Le premier au travail, Énée encourage ses compagnons et prend la hache comme eux. Mais en lui-même, dans son cœur triste, il songe, à la vue de la vaste forêt, et il exprime ce vœu: «Oh si maintenant l’arbre au rameau d’or se montrait à nous dans ces grands bois, car tout ce qu’a dit la Sibylle à ton sujet, Misène, n’était que trop vrai, hélas!» Il avait à peine prononcé ces mots que soudain deux colombes, sous ses yeux même, descendirent du ciel en volant et se posèrent sur le gazon. Alors le magnanime héros reconnaît les oiseaux de sa mère et joyeux leur adresse cette prière: «Oh, soyez mes guides, et, s’il y a quelque chemin, que votre vol dirige mes pas vers le bouquet d’arbres où le précieux rameau ombrage la terre féconde. Et toi, ma mère divine, ne m’abandonne pas dans mon incertitude.» Ayant ainsi parlé il s’arrêta, observant les signes que lui donnent et la direction que prennent les colombes. Elles volent devant lui picorant dans l’herbe et s’avancent jusqu’où le regard peut les suivre. Puis, arrivées aux gorges empestées de l’Averne, elles s’élèvent d’un coup d’aile et, glissant dans l’air limpide, elles se posent toutes deux à l’endroit rêvé, dans l’arbre où le reflet de l’or éclate et tranche sur le feuillage. Comme sous les brumes de l’hiver, au fond des bois, le gui, étranger aux arbres qui le portent, renaît avec ses nouvelles feuilles et entoure leurs troncs arrondis de ses fruits couleur de safran, la frondaison d’or apparaissait dans l’yeuse touffue, et ses feuilles brillantes crépitaient au vent léger. Aussitôt Énée attire à lui et arrache avidement le rameau trop lent à venir, et le porte sous le toit de la Sibylle.

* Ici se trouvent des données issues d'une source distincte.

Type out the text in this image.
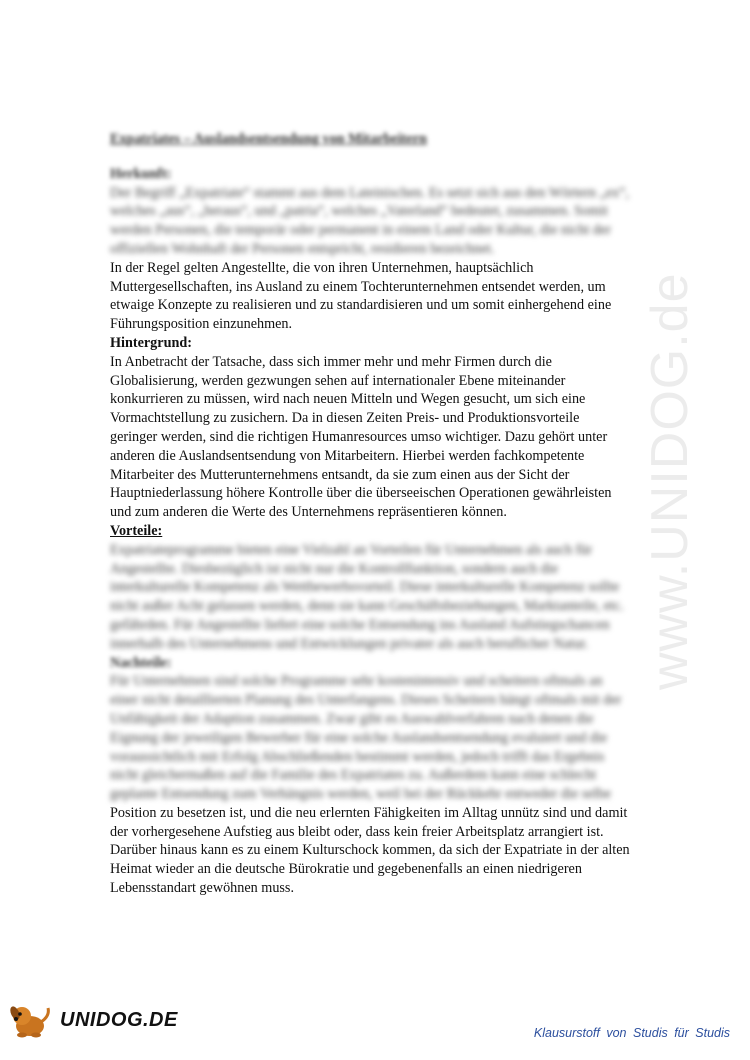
www.UNIDOG.de

Expatriates – Auslandsentsendung von Mitarbeitern

Herkunft:

Der Begriff „Expatriate“ stammt aus dem Lateinischen. Es setzt sich aus den Wörtern „ex“, welches „aus“, „heraus“, und „patria“, welches „Vaterland“ bedeutet, zusammen. Somit werden Personen, die temporär oder permanent in einem Land oder Kultur, die nicht der offiziellen Wohnhaft der Personen entspricht, residieren bezeichnet.

In der Regel gelten Angestellte, die von ihren Unternehmen, hauptsächlich Muttergesellschaften, ins Ausland zu einem Tochterunternehmen entsendet werden, um etwaige Konzepte zu realisieren und zu standardisieren und um somit einhergehend eine Führungsposition einzunehmen.

Hintergrund:

In Anbetracht der Tatsache, dass sich immer mehr und mehr Firmen durch die Globalisierung, werden gezwungen sehen auf internationaler Ebene miteinander konkurrieren zu müssen, wird nach neuen Mitteln und Wegen gesucht, um sich eine Vormachtstellung zu zusichern. Da in diesen Zeiten Preis- und Produktionsvorteile geringer werden, sind die richtigen Humanresources umso wichtiger. Dazu gehört unter anderen die Auslandsentsendung von Mitarbeitern. Hierbei werden fachkompetente Mitarbeiter des Mutterunternehmens entsandt, da sie zum einen aus der Sicht der Hauptniederlassung höhere Kontrolle über die überseeischen Operationen gewährleisten und zum anderen die Werte des Unternehmens repräsentieren können.

Vorteile:

Expatriateprogramme bieten eine Vielzahl an Vorteilen für Unternehmen als auch für Angestellte. Diesbezüglich ist nicht nur die Kontrollfunktion, sondern auch die interkulturelle Kompetenz als Wettbewerbsvorteil. Diese interkulturelle Kompetenz sollte nicht außer Acht gelassen werden, denn sie kann Geschäftsbeziehungen, Marktanteile, etc. gefährden. Für Angestellte liefert eine solche Entsendung ins Ausland Aufstiegschancen innerhalb des Unternehmens und Entwicklungen privater als auch beruflicher Natur.

Nachteile:

Für Unternehmen sind solche Programme sehr kostenintensiv und scheitern oftmals an einer nicht detaillierten Planung des Unterfangens. Dieses Scheitern hängt oftmals mit der Unfähigkeit der Adaption zusammen. Zwar gibt es Auswahlverfahren nach denen die Eignung der jeweiligen Bewerber für eine solche Auslandsentsendung evaluiert und die voraussichtlich mit Erfolg Abschließenden bestimmt werden, jedoch trifft das Ergebnis nicht gleichermaßen auf die Familie des Expatriates zu. Außerdem kann eine schlecht geplante Entsendung zum Verhängnis werden, weil bei der Rückkehr entweder die selbe

Position zu besetzen ist, und die neu erlernten Fähigkeiten im Alltag unnütz sind und damit der vorhergesehene Aufstieg aus bleibt oder, dass kein freier Arbeitsplatz arrangiert ist. Darüber hinaus kann es zu einem Kulturschock kommen, da sich der Expatriate in der alten Heimat wieder an die deutsche Bürokratie und gegebenenfalls an einen niedrigeren Lebensstandart gewöhnen muss.

UNIDOG.DE
Klausurstoff von Studis für Studis
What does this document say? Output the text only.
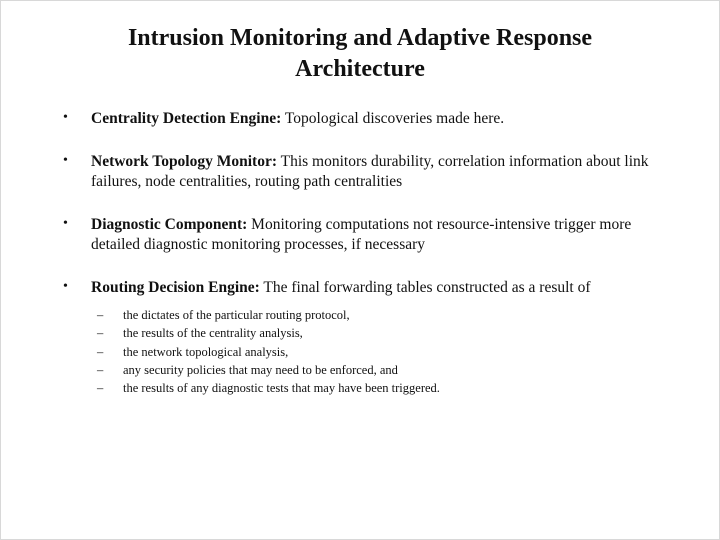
Intrusion Monitoring and Adaptive Response
Architecture
•	Centrality Detection Engine: Topological discoveries made here.
•	Network Topology Monitor: This monitors durability, correlation information about link failures, node centralities, routing path centralities
•	Diagnostic Component: Monitoring computations not resource-intensive trigger more detailed diagnostic monitoring processes, if necessary
•	Routing Decision Engine: The final forwarding tables constructed as a result of
–	the dictates of the particular routing protocol,
–	the results of the centrality analysis,
–	the network topological analysis,
–	any security policies that may need to be enforced, and
–	the results of any diagnostic tests that may have been triggered.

Cependant, rassemblés sur le rivage, les Troyens pleuraient Misène et rendaient les suprêmes honneurs à sa cendre insensible. Ils ont d’abord élevé un énorme bûcher de bois résineux et de chêne coupé; ils en tapissent les côtés d’un feuillage sombre; devant, ils dressent des cyprès funèbres, et ils en décorent le faîte d’armes étincelantes. Les uns font chauffer de l’eau dans des vases d’airain qui bouillonnent sur la flamme; ils lavent le corps glacé et le baignent de parfums. On gémit. Puis le lit funéraire reçoit le cadavre sur lequel on a pleuré, et l’on jette dessus ses vêtements de pourpre, son costume familier. D’autres soulèvent l’énorme civière, triste devoir, et, détournant la tête, tiennent leur torche inclinée, selon le rite des aïeux. Tout ce qu’on entasse sur le bûcher est brûlé, les offrandes d’encens, les chairs des victimes, les cratères dont l’huile a été répandue. Quand les cendres se sont affaissées et les flammes éteintes, on a lavé les restes du cadavre dans le vin, dont s’imprègne cette chaude poussière, et Corynée a enfermé dans une urne d’airain les os recueillis. Et trois fois le même Corynée a fait le tour de ses compagnons en les aspergeant d’eau lustrale avec une branche légère de romarin et un rameau d’olivier fertile; il les a purifiés et a prononcé les dernières paroles. Mais le pieux Énée élève à son compagnon un énorme tombeau, où l’on pose ses armes, sa rame et sa trompette, au pied d’un mont aérien qui porte encore en son honneur le nom de Misène et qui le gardera éternellement.